A partir dos bilhetinhos e dos telefonemas foi se afirmando um manual não escrito de procedimentos, às vezes ampliado pelas próprias redações, tal o conformismo. Essa rotina, dos telefonemas e dos bilhetinhos, persistiu até 1978, e o livro de Paolo Marconi constitui um documento raro quanto a isso, A Censura Política na Imprensa Brasileira – 1968-1978.

A cumplicidade da mídia hegemônica no curso da ditadura foi escandalosa e, sem incorrer em qualquer tentação panfletária, verdadeiramente criminosa, especialmente quando serviu de suporte para legalizar as mortes cometidas pelos centros de repressão abertos ou clandestinos. Aqui, não há como tergiversar.
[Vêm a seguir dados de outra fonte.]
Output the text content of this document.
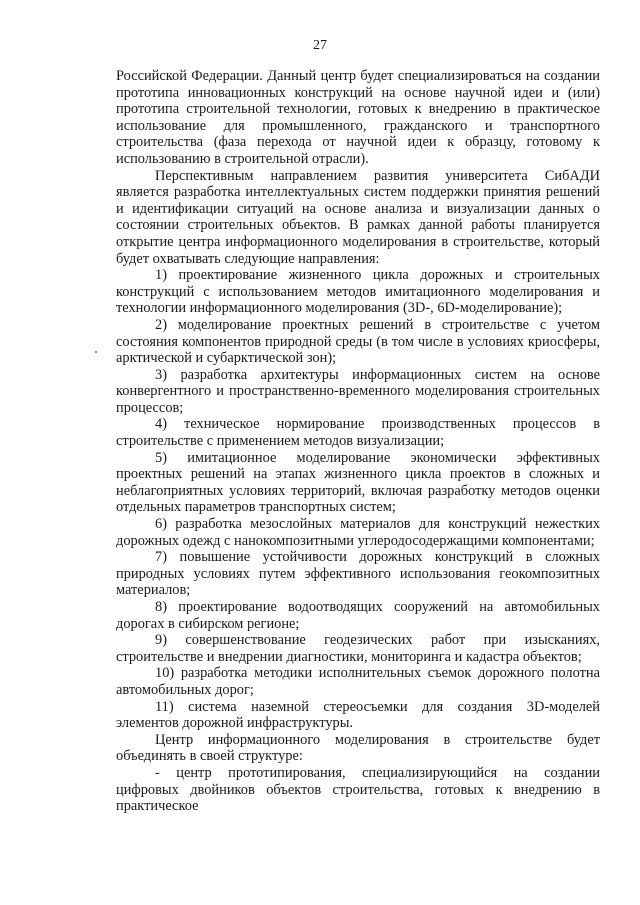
27

Российской Федерации. Данный центр будет специализироваться на создании прототипа инновационных конструкций на основе научной идеи и (или) прототипа строительной технологии, готовых к внедрению в практическое использование для промышленного, гражданского и транспортного строительства (фаза перехода от научной идеи к образцу, готовому к использованию в строительной отрасли).

Перспективным направлением развития университета СибАДИ является разработка интеллектуальных систем поддержки принятия решений и идентификации ситуаций на основе анализа и визуализации данных о состоянии строительных объектов. В рамках данной работы планируется открытие центра информационного моделирования в строительстве, который будет охватывать следующие направления:

1) проектирование жизненного цикла дорожных и строительных конструкций с использованием методов имитационного моделирования и технологии информационного моделирования (3D-, 6D-моделирование);

2) моделирование проектных решений в строительстве с учетом состояния компонентов природной среды (в том числе в условиях криосферы, арктической и субарктической зон);

3) разработка архитектуры информационных систем на основе конвергентного и пространственно-временного моделирования строительных процессов;

4) техническое нормирование производственных процессов в строительстве с применением методов визуализации;

5) имитационное моделирование экономически эффективных проектных решений на этапах жизненного цикла проектов в сложных и неблагоприятных условиях территорий, включая разработку методов оценки отдельных параметров транспортных систем;

6) разработка мезослойных материалов для конструкций нежестких дорожных одежд с нанокомпозитными углеродосодержащими компонентами;

7) повышение устойчивости дорожных конструкций в сложных природных условиях путем эффективного использования геокомпозитных материалов;

8) проектирование водоотводящих сооружений на автомобильных дорогах в сибирском регионе;

9) совершенствование геодезических работ при изысканиях, строительстве и внедрении диагностики, мониторинга и кадастра объектов;

10) разработка методики исполнительных съемок дорожного полотна автомобильных дорог;

11) система наземной стереосъемки для создания 3D-моделей элементов дорожной инфраструктуры.

Центр информационного моделирования в строительстве будет объединять в своей структуре:

- центр прототипирования, специализирующийся на создании цифровых двойников объектов строительства, готовых к внедрению в практическое
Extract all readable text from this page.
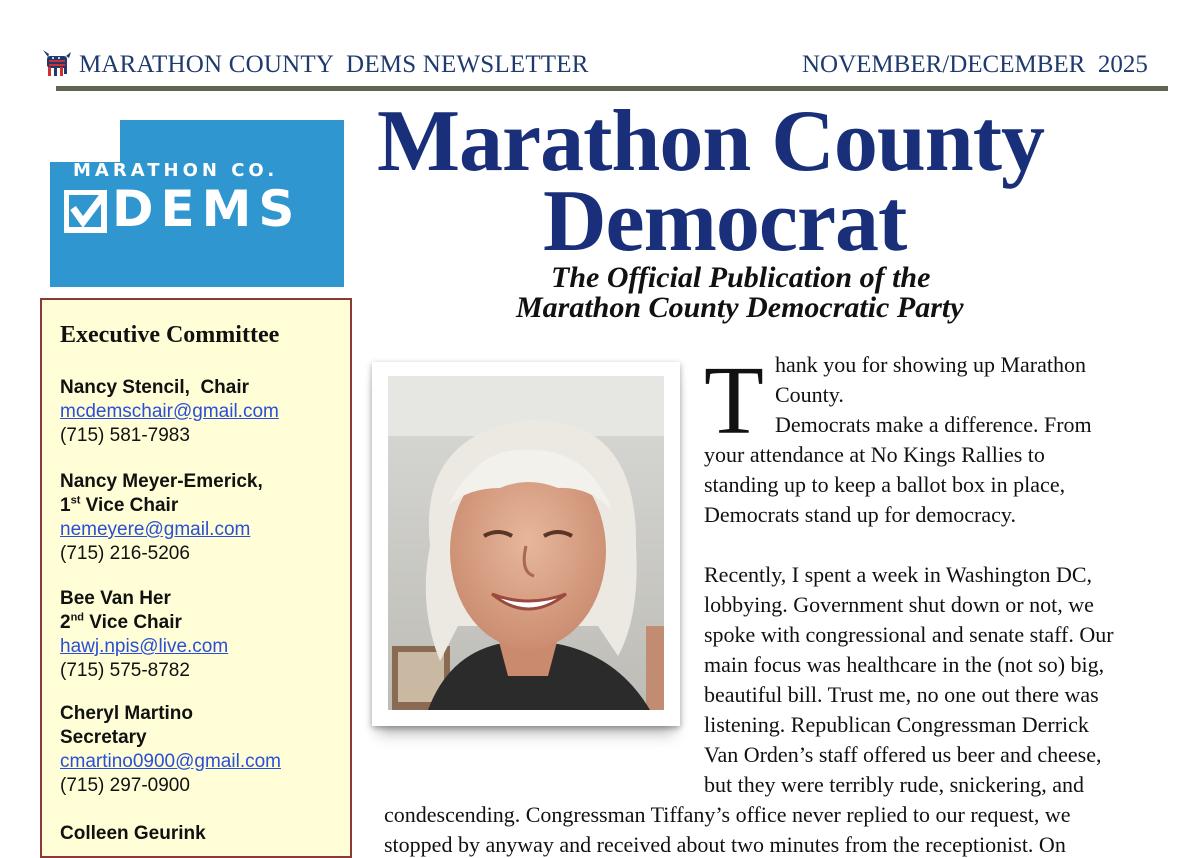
MARATHON COUNTY  DEMS NEWSLETTER	NOVEMBER/DECEMBER  2025
MARATHON CO.
DEMS
Marathon County
Democrat
The Official Publication of the
Marathon County Democratic Party
Executive Committee
Nancy Stencil,  Chair
mcdemschair@gmail.com
(715) 581-7983
Nancy Meyer-Emerick,
1st Vice Chair
nemeyere@gmail.com
(715) 216-5206
Bee Van Her
2nd Vice Chair
hawj.npis@live.com
(715) 575-8782
Cheryl Martino
Secretary
cmartino0900@gmail.com
(715) 297-0900
Colleen Geurink
T hank you for showing up Marathon
County.
Democrats make a difference. From
your attendance at No Kings Rallies to
standing up to keep a ballot box in place,
Democrats stand up for democracy.
Recently, I spent a week in Washington DC,
lobbying. Government shut down or not, we
spoke with congressional and senate staff. Our
main focus was healthcare in the (not so) big,
beautiful bill. Trust me, no one out there was
listening. Republican Congressman Derrick
Van Orden’s staff offered us beer and cheese,
but they were terribly rude, snickering, and
condescending. Congressman Tiffany’s office never replied to our request, we
stopped by anyway and received about two minutes from the receptionist. On
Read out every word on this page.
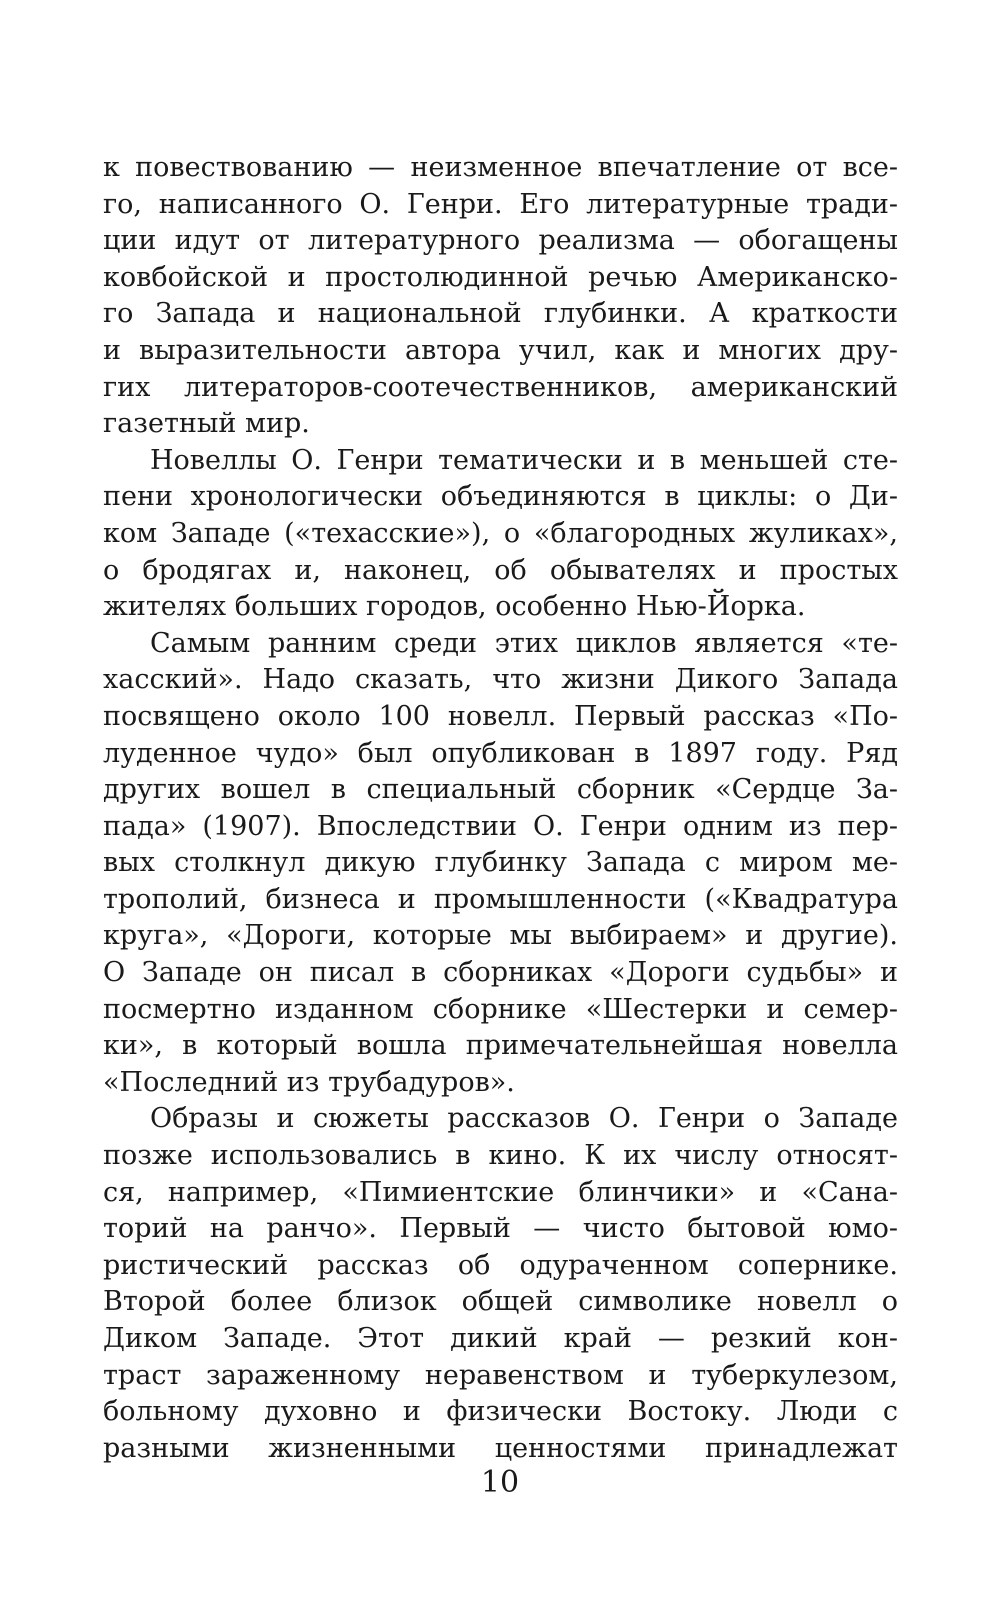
к повествованию — неизменное впечатление от все-
го, написанного О. Генри. Его литературные тради-
ции идут от литературного реализма — обогащены
ковбойской и простолюдинной речью Американско-
го Запада и национальной глубинки. А краткости
и выразительности автора учил, как и многих дру-
гих литераторов-соотечественников, американский
газетный мир.

Новеллы О. Генри тематически и в меньшей сте-
пени хронологически объединяются в циклы: о Ди-
ком Западе («техасские»), о «благородных жуликах»,
о бродягах и, наконец, об обывателях и простых
жителях больших городов, особенно Нью-Йорка.

Самым ранним среди этих циклов является «те-
хасский». Надо сказать, что жизни Дикого Запада
посвящено около 100 новелл. Первый рассказ «По-
луденное чудо» был опубликован в 1897 году. Ряд
других вошел в специальный сборник «Сердце За-
пада» (1907). Впоследствии О. Генри одним из пер-
вых столкнул дикую глубинку Запада с миром ме-
трополий, бизнеса и промышленности («Квадратура
круга», «Дороги, которые мы выбираем» и другие).
О Западе он писал в сборниках «Дороги судьбы» и
посмертно изданном сборнике «Шестерки и семер-
ки», в который вошла примечательнейшая новелла
«Последний из трубадуров».

Образы и сюжеты рассказов О. Генри о Западе
позже использовались в кино. К их числу относят-
ся, например, «Пимиентские блинчики» и «Сана-
торий на ранчо». Первый — чисто бытовой юмо-
ристический рассказ об одураченном сопернике.
Второй более близок общей символике новелл о
Диком Западе. Этот дикий край — резкий кон-
траст зараженному неравенством и туберкулезом,
больному духовно и физически Востоку. Люди с
разными жизненными ценностями принадлежат

10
A ditadura elaborava a farsa de que um preso político barbaramente torturado e morto tinha sido ferido por seus companheiros quando fora cobrir um ponto, entregava o release à imprensa, e tudo corria no melhor dos mundos. E certamente nossa mídia achava que podia lavar as mãos.

É provável que em alguns jornais, não sei se nas redes de televisão, houvesse alguma repugnância por esse procedimento, malgrado o adotassem porque era quase a regra, auto-assumida. Em outros, como no jornal Folha da Tarde, na sua segunda fase, após o AI-5, os assassinatos eram recebidos com alegria, e mais do que isso, a publicação contava com muitos tiras na redação – era, como se dizia à época, o jornal de maior tiragem, exatamente por conta do número de policias na redação.

Alguns dos carros da Folha da Tarde foram queimados por organizações revolucionárias de esquerda, e isso mereceu editorial assinado por Octávio Frias de Oliveira em que afirmava que o Brasil estava muito bem e “a subversão, que se alimenta do ódio e cultiva a violência está sendo definitivamente erradicada, com o decidido apoio do povo e da imprensa” (publicado na Folha da Tarde e Folha de S.Paulo, 22/9/1971, conforme Beatriz Kushnir).

Não se deve buscar, no entanto, publicações isoladas para explicar o colaboracionismo – outro termo antigo, mas apropriado. Ele era relativamente generalizado, embora não fosse levado ao extremo da militância policial do grupo Folha, inimigo declarado da esquerda, parceiro declarado da ditadura.

No mesmo livro de Kushnir, há trechos de um depoimento de Jânio de Freitas, publicado pela Folha de S.Paulo de 15 de dezembro de 1998, em que ele, com sua coragem e honestidade de sempre, explica que se a imprensa manifestou aqui e ali sua contrariedade com aspectos do AI-5, mas não foi contra o seu sentido geral, e não seria possível, como diz, ser contra o AI-5 sem ser contra o regime. “E a imprensa, embora uma ou outra discordância eventual, mais do que aceitou o regime: foi uma arma essencial da ditadura.”

E aqui afirma o que se conhecia, mas que hoje talvez não seja devidamente enfatizado: o Jornal do Brasil foi “o grande propagandista das políticas do regime, das figuras marcantes do regime, dos êxitos verdadeiros ou falsos do regime.” Um dos grandes, seria melhor dizer, para não ser injusto com alguns outros, como O Globo, O Estado de S. Paulo e a Folha de S. Paulo, este já bastante lembrado.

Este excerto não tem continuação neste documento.